First, I head to my client’s website and take a screenshot of their logo.
Then I go to this cool program, called Adobe Kuler (pronounced “color,” I’m pretty sure) at kuler.adobe.com. This is a color picking website. Once you sign in, you can upload your image. Here I have my client’s logo I just stole from their website. And the program picks out the exact colors from the logo.
Once I save, I can click a little sliderule icon that gives me the RGB color codes. With those color code numbers, I can customize the palette of my word-processing and presentation software programs to match my colors to those of my client.
I just write down those RGB color codes and head over to Word. Here I’m showing a screenshot where I transferred the RGB codes from Kuler into the Custom Colors option (right-click on, say, Heading 1 in the Styles menu and select Modify, then click on the arrow by the color menu, go down to More Colors, and click on the Custom tab).

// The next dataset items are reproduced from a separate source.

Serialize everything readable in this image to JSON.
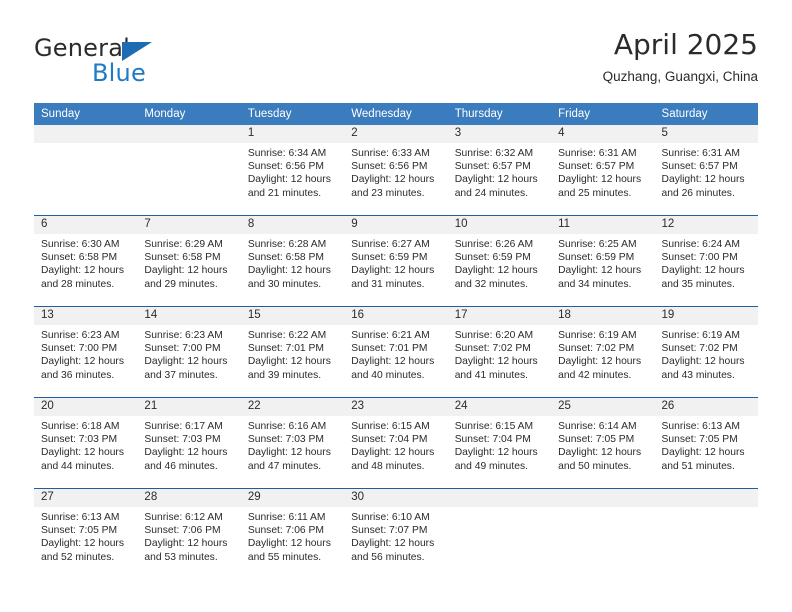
{
  "brand": {
    "logo_primary": "General",
    "logo_secondary": "Blue",
    "triangle_icon": "blue-triangle-icon"
  },
  "header": {
    "title": "April 2025",
    "subtitle": "Quzhang, Guangxi, China"
  },
  "colors": {
    "header_blue": "#3a7cbe",
    "separator_blue": "#1f5fa0",
    "logo_blue": "#1f7bc4",
    "daynum_band": "#f1f1f1",
    "text": "#2b2b2b"
  },
  "weekdays": [
    "Sunday",
    "Monday",
    "Tuesday",
    "Wednesday",
    "Thursday",
    "Friday",
    "Saturday"
  ],
  "weeks": [
    [
      {
        "day": "",
        "empty": true
      },
      {
        "day": "",
        "empty": true
      },
      {
        "day": "1",
        "sunrise": "Sunrise: 6:34 AM",
        "sunset": "Sunset: 6:56 PM",
        "daylight1": "Daylight: 12 hours",
        "daylight2": "and 21 minutes."
      },
      {
        "day": "2",
        "sunrise": "Sunrise: 6:33 AM",
        "sunset": "Sunset: 6:56 PM",
        "daylight1": "Daylight: 12 hours",
        "daylight2": "and 23 minutes."
      },
      {
        "day": "3",
        "sunrise": "Sunrise: 6:32 AM",
        "sunset": "Sunset: 6:57 PM",
        "daylight1": "Daylight: 12 hours",
        "daylight2": "and 24 minutes."
      },
      {
        "day": "4",
        "sunrise": "Sunrise: 6:31 AM",
        "sunset": "Sunset: 6:57 PM",
        "daylight1": "Daylight: 12 hours",
        "daylight2": "and 25 minutes."
      },
      {
        "day": "5",
        "sunrise": "Sunrise: 6:31 AM",
        "sunset": "Sunset: 6:57 PM",
        "daylight1": "Daylight: 12 hours",
        "daylight2": "and 26 minutes."
      }
    ],
    [
      {
        "day": "6",
        "sunrise": "Sunrise: 6:30 AM",
        "sunset": "Sunset: 6:58 PM",
        "daylight1": "Daylight: 12 hours",
        "daylight2": "and 28 minutes."
      },
      {
        "day": "7",
        "sunrise": "Sunrise: 6:29 AM",
        "sunset": "Sunset: 6:58 PM",
        "daylight1": "Daylight: 12 hours",
        "daylight2": "and 29 minutes."
      },
      {
        "day": "8",
        "sunrise": "Sunrise: 6:28 AM",
        "sunset": "Sunset: 6:58 PM",
        "daylight1": "Daylight: 12 hours",
        "daylight2": "and 30 minutes."
      },
      {
        "day": "9",
        "sunrise": "Sunrise: 6:27 AM",
        "sunset": "Sunset: 6:59 PM",
        "daylight1": "Daylight: 12 hours",
        "daylight2": "and 31 minutes."
      },
      {
        "day": "10",
        "sunrise": "Sunrise: 6:26 AM",
        "sunset": "Sunset: 6:59 PM",
        "daylight1": "Daylight: 12 hours",
        "daylight2": "and 32 minutes."
      },
      {
        "day": "11",
        "sunrise": "Sunrise: 6:25 AM",
        "sunset": "Sunset: 6:59 PM",
        "daylight1": "Daylight: 12 hours",
        "daylight2": "and 34 minutes."
      },
      {
        "day": "12",
        "sunrise": "Sunrise: 6:24 AM",
        "sunset": "Sunset: 7:00 PM",
        "daylight1": "Daylight: 12 hours",
        "daylight2": "and 35 minutes."
      }
    ],
    [
      {
        "day": "13",
        "sunrise": "Sunrise: 6:23 AM",
        "sunset": "Sunset: 7:00 PM",
        "daylight1": "Daylight: 12 hours",
        "daylight2": "and 36 minutes."
      },
      {
        "day": "14",
        "sunrise": "Sunrise: 6:23 AM",
        "sunset": "Sunset: 7:00 PM",
        "daylight1": "Daylight: 12 hours",
        "daylight2": "and 37 minutes."
      },
      {
        "day": "15",
        "sunrise": "Sunrise: 6:22 AM",
        "sunset": "Sunset: 7:01 PM",
        "daylight1": "Daylight: 12 hours",
        "daylight2": "and 39 minutes."
      },
      {
        "day": "16",
        "sunrise": "Sunrise: 6:21 AM",
        "sunset": "Sunset: 7:01 PM",
        "daylight1": "Daylight: 12 hours",
        "daylight2": "and 40 minutes."
      },
      {
        "day": "17",
        "sunrise": "Sunrise: 6:20 AM",
        "sunset": "Sunset: 7:02 PM",
        "daylight1": "Daylight: 12 hours",
        "daylight2": "and 41 minutes."
      },
      {
        "day": "18",
        "sunrise": "Sunrise: 6:19 AM",
        "sunset": "Sunset: 7:02 PM",
        "daylight1": "Daylight: 12 hours",
        "daylight2": "and 42 minutes."
      },
      {
        "day": "19",
        "sunrise": "Sunrise: 6:19 AM",
        "sunset": "Sunset: 7:02 PM",
        "daylight1": "Daylight: 12 hours",
        "daylight2": "and 43 minutes."
      }
    ],
    [
      {
        "day": "20",
        "sunrise": "Sunrise: 6:18 AM",
        "sunset": "Sunset: 7:03 PM",
        "daylight1": "Daylight: 12 hours",
        "daylight2": "and 44 minutes."
      },
      {
        "day": "21",
        "sunrise": "Sunrise: 6:17 AM",
        "sunset": "Sunset: 7:03 PM",
        "daylight1": "Daylight: 12 hours",
        "daylight2": "and 46 minutes."
      },
      {
        "day": "22",
        "sunrise": "Sunrise: 6:16 AM",
        "sunset": "Sunset: 7:03 PM",
        "daylight1": "Daylight: 12 hours",
        "daylight2": "and 47 minutes."
      },
      {
        "day": "23",
        "sunrise": "Sunrise: 6:15 AM",
        "sunset": "Sunset: 7:04 PM",
        "daylight1": "Daylight: 12 hours",
        "daylight2": "and 48 minutes."
      },
      {
        "day": "24",
        "sunrise": "Sunrise: 6:15 AM",
        "sunset": "Sunset: 7:04 PM",
        "daylight1": "Daylight: 12 hours",
        "daylight2": "and 49 minutes."
      },
      {
        "day": "25",
        "sunrise": "Sunrise: 6:14 AM",
        "sunset": "Sunset: 7:05 PM",
        "daylight1": "Daylight: 12 hours",
        "daylight2": "and 50 minutes."
      },
      {
        "day": "26",
        "sunrise": "Sunrise: 6:13 AM",
        "sunset": "Sunset: 7:05 PM",
        "daylight1": "Daylight: 12 hours",
        "daylight2": "and 51 minutes."
      }
    ],
    [
      {
        "day": "27",
        "sunrise": "Sunrise: 6:13 AM",
        "sunset": "Sunset: 7:05 PM",
        "daylight1": "Daylight: 12 hours",
        "daylight2": "and 52 minutes."
      },
      {
        "day": "28",
        "sunrise": "Sunrise: 6:12 AM",
        "sunset": "Sunset: 7:06 PM",
        "daylight1": "Daylight: 12 hours",
        "daylight2": "and 53 minutes."
      },
      {
        "day": "29",
        "sunrise": "Sunrise: 6:11 AM",
        "sunset": "Sunset: 7:06 PM",
        "daylight1": "Daylight: 12 hours",
        "daylight2": "and 55 minutes."
      },
      {
        "day": "30",
        "sunrise": "Sunrise: 6:10 AM",
        "sunset": "Sunset: 7:07 PM",
        "daylight1": "Daylight: 12 hours",
        "daylight2": "and 56 minutes."
      },
      {
        "day": "",
        "empty": true
      },
      {
        "day": "",
        "empty": true
      },
      {
        "day": "",
        "empty": true
      }
    ]
  ]
}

In the same area you can modify the font, justification, etc. Once you have set up your page layout the way you’d like, go to the Themes button and select “Save Current Theme.” This will allow you to access to these settings on other Word documents and even in other Office programs like Excel or PowerPoint. I like to name the theme after my client and use the theme consistently in all of my work with them.
Why go to all that trouble? Because now you have an intentional tone that communicates consistency and belonging with your client’s work, and that’s what evaluation should be.